Best-Fit Programs to Check First
| Program lane | Typical support | Best fit | Timing note |
|---|---|---|---|
| SBIR/STTR | Non-dilutive R&D awards, often moving from Phase I feasibility to Phase II development | Technology companies with a novel technical approach and commercialization path | Agencies publish solicitations on fixed cycles; start registration and topic matching early |
| SBA and SBDC support | Loan guarantees, counseling, procurement readiness, and local business assistance | Small businesses that need capital readiness, lender preparation, or government contracting support | Use SBDC review before submitting lender or grant documentation |
| State economic development programs | Tax credits, hiring incentives, training grants, and sector-specific funds | Businesses creating jobs or investing in equipment, facilities, exports, or workforce development | Many states require approval before hiring, purchasing, or signing leases |
Use this table as a screening layer before investing time in a full application. The right program should match your entity type, location, project stage, expense category, and ability to provide matching funds or documentation.

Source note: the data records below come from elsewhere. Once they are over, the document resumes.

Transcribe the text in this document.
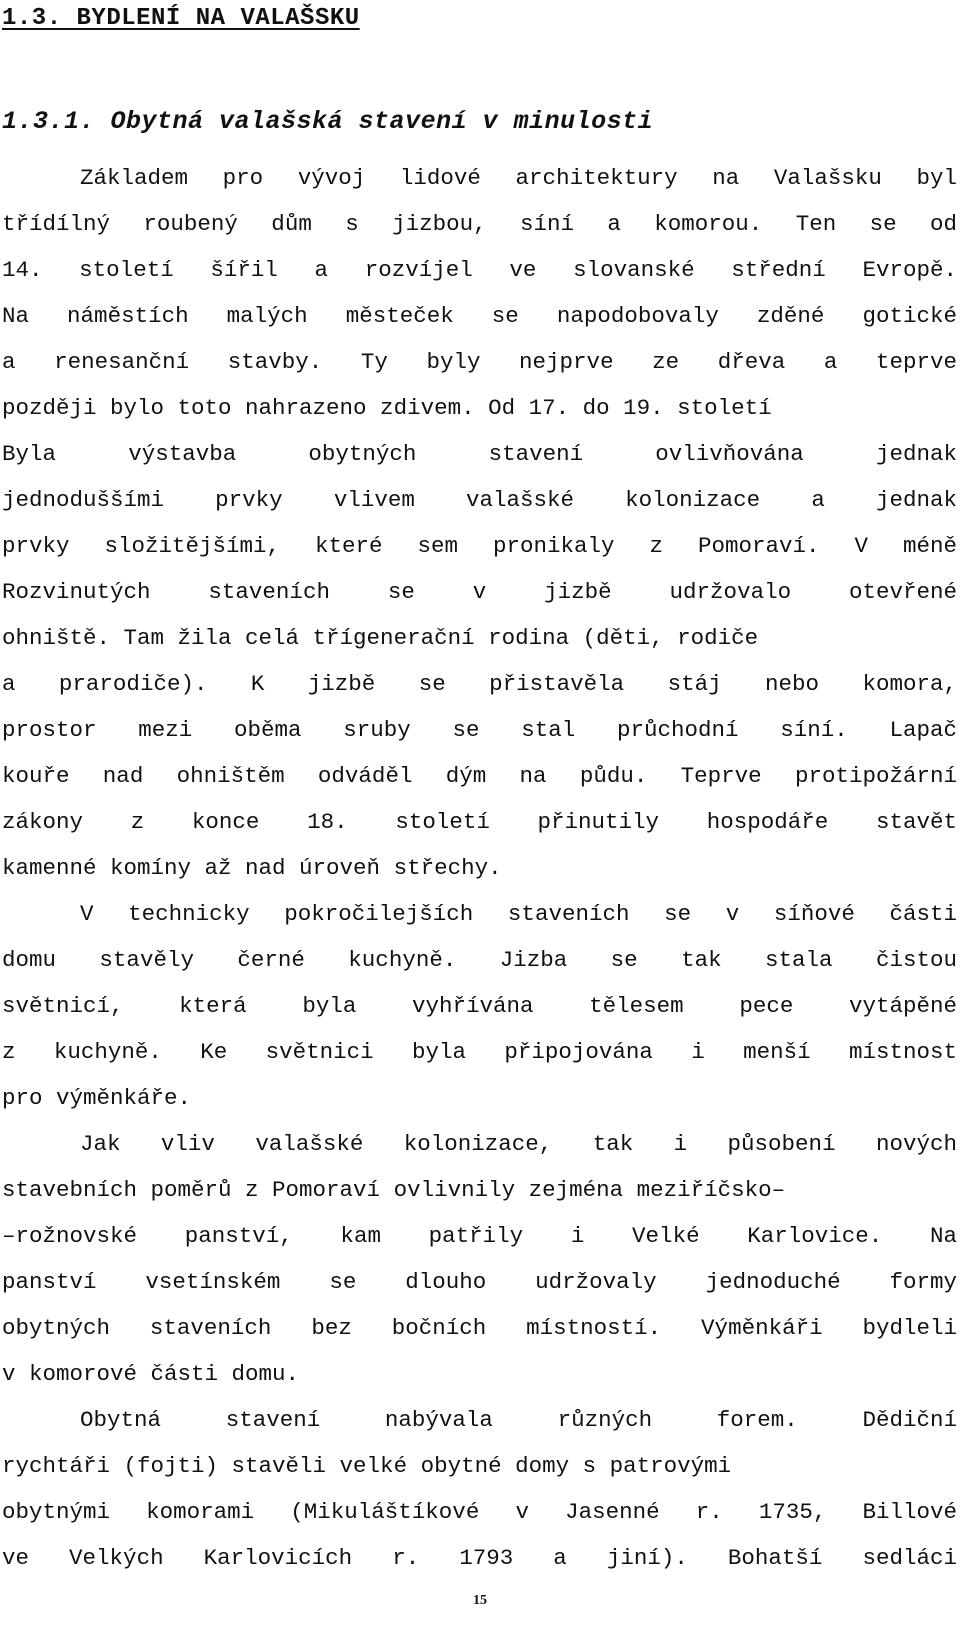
1.3. BYDLENÍ NA VALAŠSKU
1.3.1. Obytná valašská stavení v minulosti
Základem pro vývoj lidové architektury na Valašsku byl
třídílný roubený dům s jizbou, síní a komorou. Ten se od
14. století šířil a rozvíjel ve slovanské střední Evropě.
Na náměstích malých městeček se napodobovaly zděné gotické
a renesanční stavby. Ty byly nejprve ze dřeva a teprve
později bylo toto nahrazeno zdivem. Od 17. do 19. století
Byla výstavba obytných stavení ovlivňována jednak
jednoduššími prvky vlivem valašské kolonizace a jednak
prvky složitějšími, které sem pronikaly z Pomoraví. V méně
Rozvinutých staveních se v jizbě udržovalo otevřené
ohniště. Tam žila celá třígenerační rodina (děti, rodiče
a prarodiče). K jizbě se přistavěla stáj nebo komora,
prostor mezi oběma sruby se stal průchodní síní. Lapač
kouře nad ohništěm odváděl dým na půdu. Teprve protipožární
zákony z konce 18. století přinutily hospodáře stavět
kamenné komíny až nad úroveň střechy.
V technicky pokročilejších staveních se v síňové části
domu stavěly černé kuchyně. Jizba se tak stala čistou
světnicí, která byla vyhřívána tělesem pece vytápěné
z kuchyně. Ke světnici byla připojována i menší místnost
pro výměnkáře.
Jak vliv valašské kolonizace, tak i působení nových
stavebních poměrů z Pomoraví ovlivnily zejména meziříčsko–
–rožnovské panství, kam patřily i Velké Karlovice. Na
panství vsetínském se dlouho udržovaly jednoduché formy
obytných staveních bez bočních místností. Výměnkáři bydleli
v komorové části domu.
Obytná stavení nabývala různých forem. Dědiční
rychtáři (fojti) stavěli velké obytné domy s patrovými
obytnými komorami (Mikuláštíkové v Jasenné r. 1735, Billové
ve Velkých Karlovicích r. 1793 a jiní). Bohatší sedláci
15
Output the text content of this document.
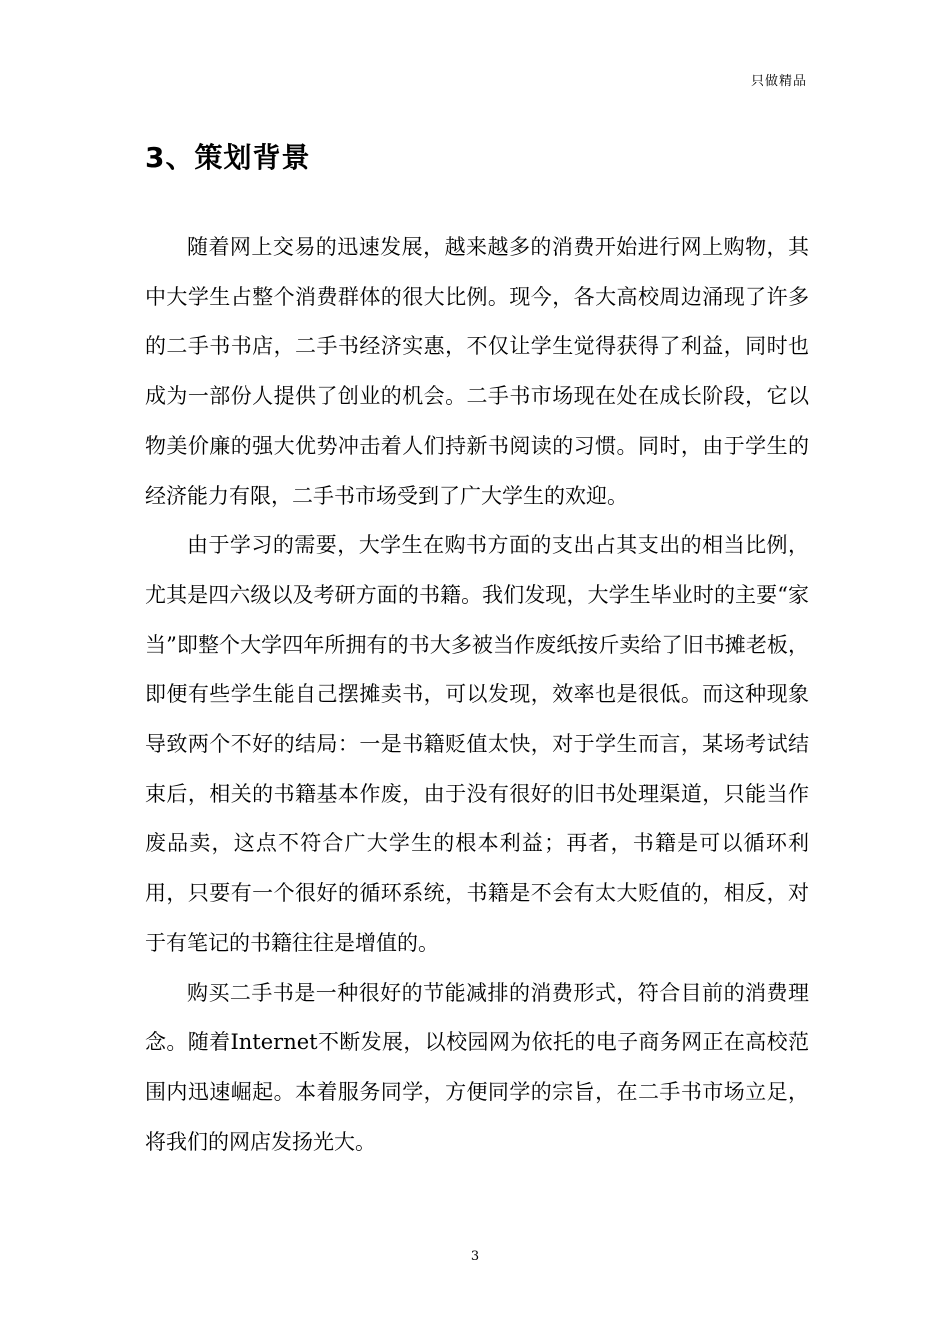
只做精品
3、策划背景

随着网上交易的迅速发展，越来越多的消费开始进行网上购物，其中大学生占整个消费群体的很大比例。现今，各大高校周边涌现了许多的二手书书店，二手书经济实惠，不仅让学生觉得获得了利益，同时也成为一部份人提供了创业的机会。二手书市场现在处在成长阶段，它以物美价廉的强大优势冲击着人们持新书阅读的习惯。同时，由于学生的经济能力有限，二手书市场受到了广大学生的欢迎。

由于学习的需要，大学生在购书方面的支出占其支出的相当比例，尤其是四六级以及考研方面的书籍。我们发现，大学生毕业时的主要“家当”即整个大学四年所拥有的书大多被当作废纸按斤卖给了旧书摊老板，即便有些学生能自己摆摊卖书，可以发现，效率也是很低。而这种现象导致两个不好的结局：一是书籍贬值太快，对于学生而言，某场考试结束后，相关的书籍基本作废，由于没有很好的旧书处理渠道，只能当作废品卖，这点不符合广大学生的根本利益；再者，书籍是可以循环利用，只要有一个很好的循环系统，书籍是不会有太大贬值的，相反，对于有笔记的书籍往往是增值的。

购买二手书是一种很好的节能减排的消费形式，符合目前的消费理念。随着Internet不断发展，以校园网为依托的电子商务网正在高校范围内迅速崛起。本着服务同学，方便同学的宗旨，在二手书市场立足，将我们的网店发扬光大。

3
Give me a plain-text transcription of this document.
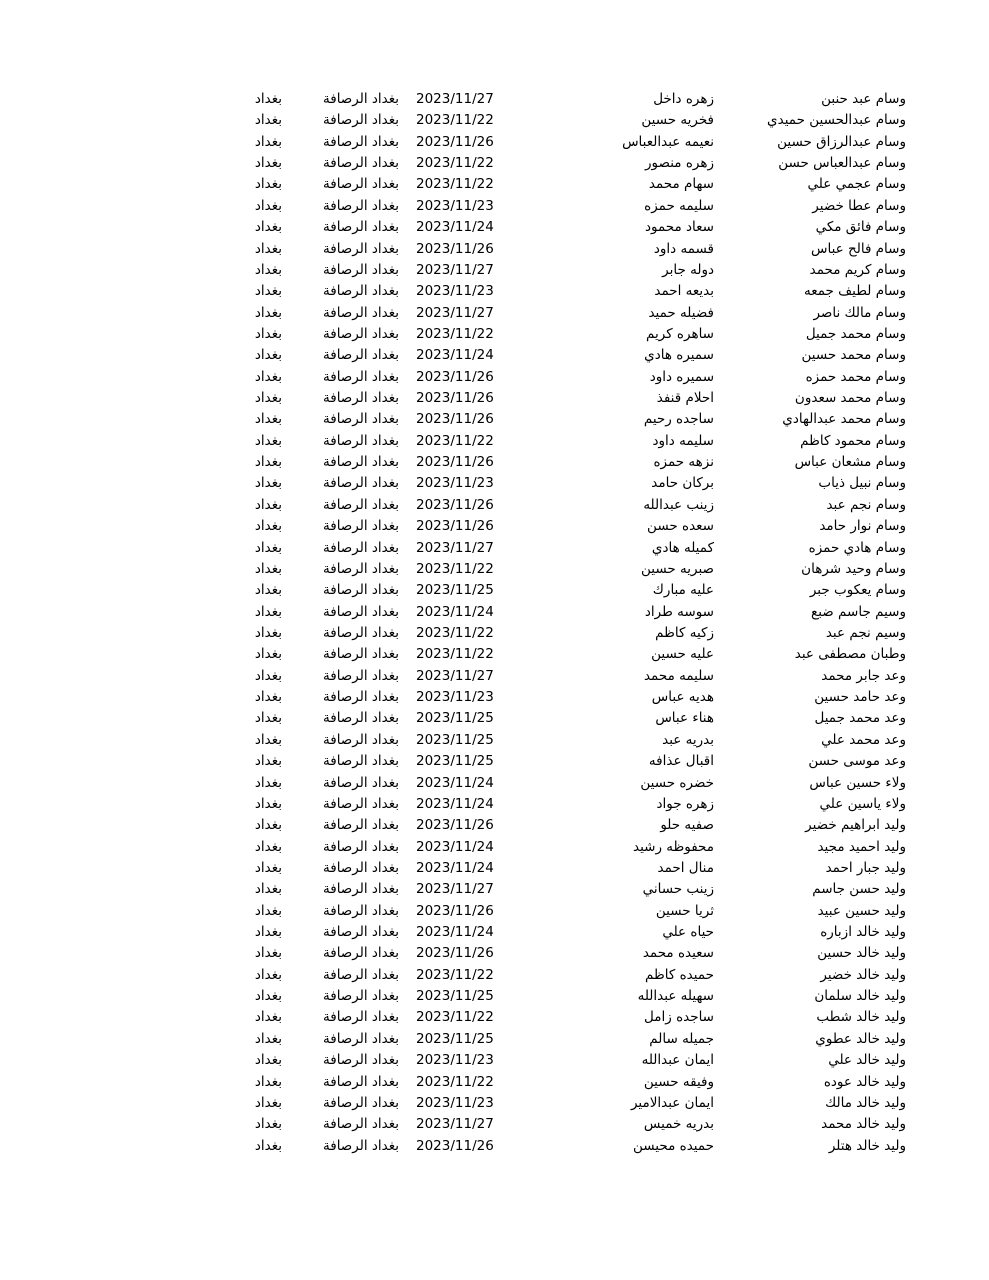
وسام عبد حنبن
زهره داخل
2023/11/27
بغداد الرصافة
بغداد
وسام عبدالحسين حميدي
فخريه حسين
2023/11/22
بغداد الرصافة
بغداد
وسام عبدالرزاق حسين
نعيمه عبدالعباس
2023/11/26
بغداد الرصافة
بغداد
وسام عبدالعباس حسن
زهره منصور
2023/11/22
بغداد الرصافة
بغداد
وسام عجمي علي
سهام محمد
2023/11/22
بغداد الرصافة
بغداد
وسام عطا خضير
سليمه حمزه
2023/11/23
بغداد الرصافة
بغداد
وسام فائق مكي
سعاد محمود
2023/11/24
بغداد الرصافة
بغداد
وسام فالح عباس
قسمه داود
2023/11/26
بغداد الرصافة
بغداد
وسام كريم محمد
دوله جابر
2023/11/27
بغداد الرصافة
بغداد
وسام لطيف جمعه
بديعه احمد
2023/11/23
بغداد الرصافة
بغداد
وسام مالك ناصر
فضيله حميد
2023/11/27
بغداد الرصافة
بغداد
وسام محمد جميل
ساهره كريم
2023/11/22
بغداد الرصافة
بغداد
وسام محمد حسين
سميره هادي
2023/11/24
بغداد الرصافة
بغداد
وسام محمد حمزه
سميره داود
2023/11/26
بغداد الرصافة
بغداد
وسام محمد سعدون
احلام قنفذ
2023/11/26
بغداد الرصافة
بغداد
وسام محمد عبدالهادي
ساجده رحيم
2023/11/26
بغداد الرصافة
بغداد
وسام محمود كاظم
سليمه داود
2023/11/22
بغداد الرصافة
بغداد
وسام مشعان عباس
نزهه حمزه
2023/11/26
بغداد الرصافة
بغداد
وسام نبيل ذياب
بركان حامد
2023/11/23
بغداد الرصافة
بغداد
وسام نجم عبد
زينب عبدالله
2023/11/26
بغداد الرصافة
بغداد
وسام نوار حامد
سعده حسن
2023/11/26
بغداد الرصافة
بغداد
وسام هادي حمزه
كميله هادي
2023/11/27
بغداد الرصافة
بغداد
وسام وحيد شرهان
صبريه حسين
2023/11/22
بغداد الرصافة
بغداد
وسام يعكوب جبر
عليه مبارك
2023/11/25
بغداد الرصافة
بغداد
وسيم جاسم ضبع
سوسه طراد
2023/11/24
بغداد الرصافة
بغداد
وسيم نجم عبد
زكيه كاظم
2023/11/22
بغداد الرصافة
بغداد
وطبان مصطفى عبد
عليه حسين
2023/11/22
بغداد الرصافة
بغداد
وعد جابر محمد
سليمه محمد
2023/11/27
بغداد الرصافة
بغداد
وعد حامد حسين
هديه عباس
2023/11/23
بغداد الرصافة
بغداد
وعد محمد جميل
هناء عباس
2023/11/25
بغداد الرصافة
بغداد
وعد محمد علي
بدريه عبد
2023/11/25
بغداد الرصافة
بغداد
وعد موسى حسن
اقبال عذافه
2023/11/25
بغداد الرصافة
بغداد
ولاء حسين عباس
خضره حسين
2023/11/24
بغداد الرصافة
بغداد
ولاء ياسين علي
زهره جواد
2023/11/24
بغداد الرصافة
بغداد
وليد ابراهيم خضير
صفيه حلو
2023/11/26
بغداد الرصافة
بغداد
وليد احميد مجيد
محفوظه رشيد
2023/11/24
بغداد الرصافة
بغداد
وليد جبار احمد
منال احمد
2023/11/24
بغداد الرصافة
بغداد
وليد حسن جاسم
زينب حساني
2023/11/27
بغداد الرصافة
بغداد
وليد حسين عبيد
ثريا حسين
2023/11/26
بغداد الرصافة
بغداد
وليد خالد ازباره
حياه علي
2023/11/24
بغداد الرصافة
بغداد
وليد خالد حسين
سعيده محمد
2023/11/26
بغداد الرصافة
بغداد
وليد خالد خضير
حميده كاظم
2023/11/22
بغداد الرصافة
بغداد
وليد خالد سلمان
سهيله عبدالله
2023/11/25
بغداد الرصافة
بغداد
وليد خالد شطب
ساجده زامل
2023/11/22
بغداد الرصافة
بغداد
وليد خالد عطوي
جميله سالم
2023/11/25
بغداد الرصافة
بغداد
وليد خالد علي
ايمان عبدالله
2023/11/23
بغداد الرصافة
بغداد
وليد خالد عوده
وفيقه حسين
2023/11/22
بغداد الرصافة
بغداد
وليد خالد مالك
ايمان عبدالامير
2023/11/23
بغداد الرصافة
بغداد
وليد خالد محمد
بدريه خميس
2023/11/27
بغداد الرصافة
بغداد
وليد خالد هتلر
حميده محيسن
2023/11/26
بغداد الرصافة
بغداد
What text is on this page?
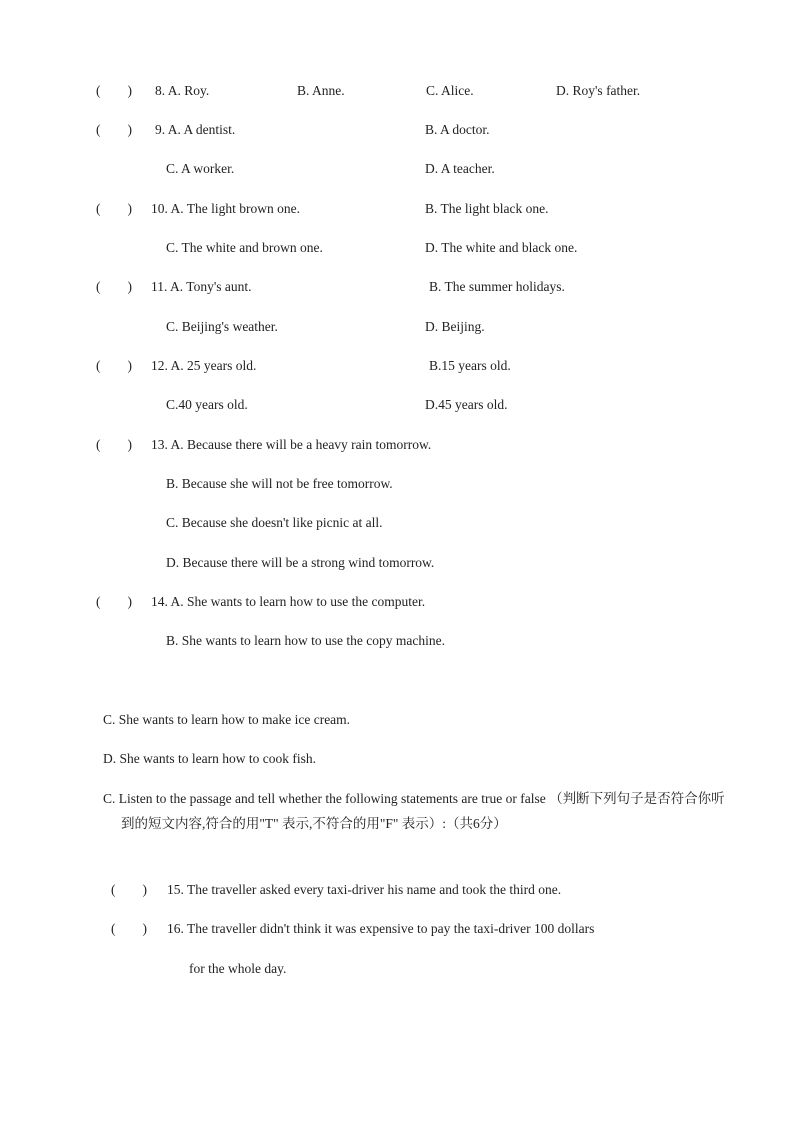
(　　) 8. A. Roy.	B. Anne.	C. Alice.	D. Roy's father.
(　　) 9. A. A dentist.	B. A doctor.
C. A worker.	D. A teacher.
(　　) 10. A. The light brown one.	B. The light black one.
C. The white and brown one.	D. The white and black one.
(　　) 11. A. Tony's aunt.	B. The summer holidays.
C. Beijing's weather.	D. Beijing.
(　　) 12. A. 25 years old.	B.15 years old.
C.40 years old.	D.45 years old.
(　　) 13. A. Because there will be a heavy rain tomorrow.
B. Because she will not be free tomorrow.
C. Because she doesn't like picnic at all.
D. Because there will be a strong wind tomorrow.
(　　) 14. A. She wants to learn how to use the computer.
B. She wants to learn how to use the copy machine.
C. She wants to learn how to make ice cream.
D. She wants to learn how to cook fish.
C. Listen to the passage and tell whether the following statements are true or false （判断下列句子是否符合你听到的短文内容,符合的用"T" 表示,不符合的用"F" 表示）:（共6分）
(　　) 15. The traveller asked every taxi-driver his name and took the third one.
(　　) 16. The traveller didn't think it was expensive to pay the taxi-driver 100 dollars
for the whole day.
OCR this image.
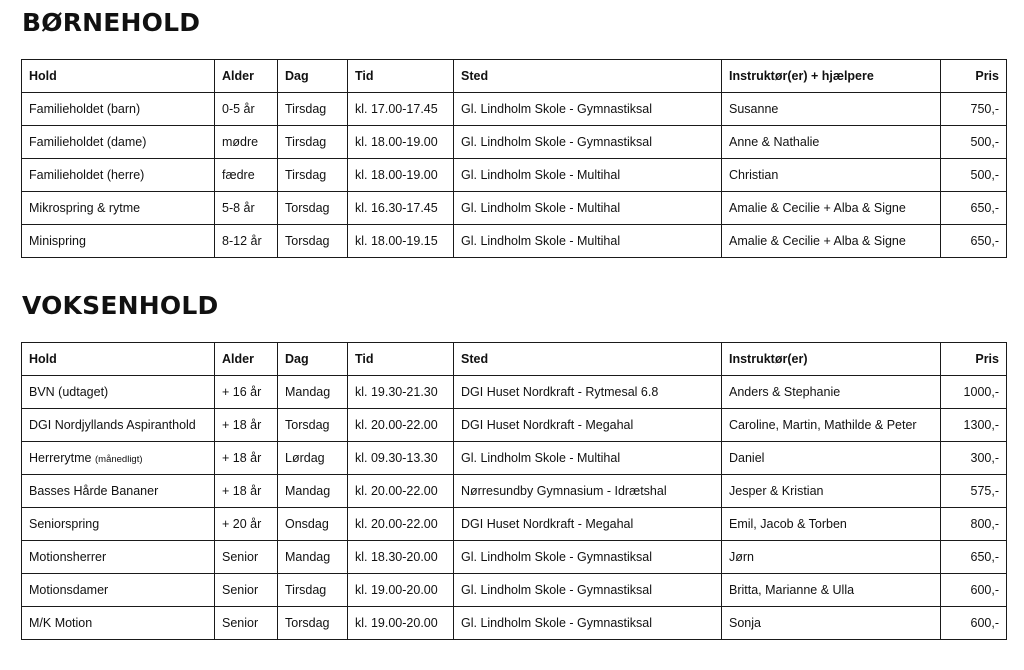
BØRNEHOLD
Hold	Alder	Dag	Tid	Sted	Instruktør(er) + hjælpere	Pris
Familieholdet (barn)	0-5 år	Tirsdag	kl. 17.00-17.45	Gl. Lindholm Skole - Gymnastiksal	Susanne	750,-
Familieholdet (dame)	mødre	Tirsdag	kl. 18.00-19.00	Gl. Lindholm Skole - Gymnastiksal	Anne & Nathalie	500,-
Familieholdet (herre)	fædre	Tirsdag	kl. 18.00-19.00	Gl. Lindholm Skole - Multihal	Christian	500,-
Mikrospring & rytme	5-8 år	Torsdag	kl. 16.30-17.45	Gl. Lindholm Skole - Multihal	Amalie & Cecilie + Alba & Signe	650,-
Minispring	8-12 år	Torsdag	kl. 18.00-19.15	Gl. Lindholm Skole - Multihal	Amalie & Cecilie + Alba & Signe	650,-
VOKSENHOLD
Hold	Alder	Dag	Tid	Sted	Instruktør(er)	Pris
BVN (udtaget)	+ 16 år	Mandag	kl. 19.30-21.30	DGI Huset Nordkraft - Rytmesal 6.8	Anders & Stephanie	1000,-
DGI Nordjyllands Aspiranthold	+ 18 år	Torsdag	kl. 20.00-22.00	DGI Huset Nordkraft - Megahal	Caroline, Martin, Mathilde & Peter	1300,-
Herrerytme (månedligt)	+ 18 år	Lørdag	kl. 09.30-13.30	Gl. Lindholm Skole - Multihal	Daniel	300,-
Basses Hårde Bananer	+ 18 år	Mandag	kl. 20.00-22.00	Nørresundby Gymnasium - Idrætshal	Jesper & Kristian	575,-
Seniorspring	+ 20 år	Onsdag	kl. 20.00-22.00	DGI Huset Nordkraft - Megahal	Emil, Jacob & Torben	800,-
Motionsherrer	Senior	Mandag	kl. 18.30-20.00	Gl. Lindholm Skole - Gymnastiksal	Jørn	650,-
Motionsdamer	Senior	Tirsdag	kl. 19.00-20.00	Gl. Lindholm Skole - Gymnastiksal	Britta, Marianne & Ulla	600,-
M/K Motion	Senior	Torsdag	kl. 19.00-20.00	Gl. Lindholm Skole - Gymnastiksal	Sonja	600,-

Eligibility Checklist Before You Apply
- Business status: Confirm that your registration, tax filings, ownership records, and address match the program's geographic rules.
- Project timing: Many grants do not reimburse expenses that started before approval, so separate planned work from completed work.
- Use of funds: Match each budget line to a fundable category such as payroll, contractors, equipment, training, commercialization, or export development.
- Evidence: Keep quotes, payroll estimates, project milestones, technical notes, customer proof, and financial statements ready before the deadline.
- Stacking: If you combine grants, loans, tax credits, or rebates, track which program is paying for which expense to avoid double counting.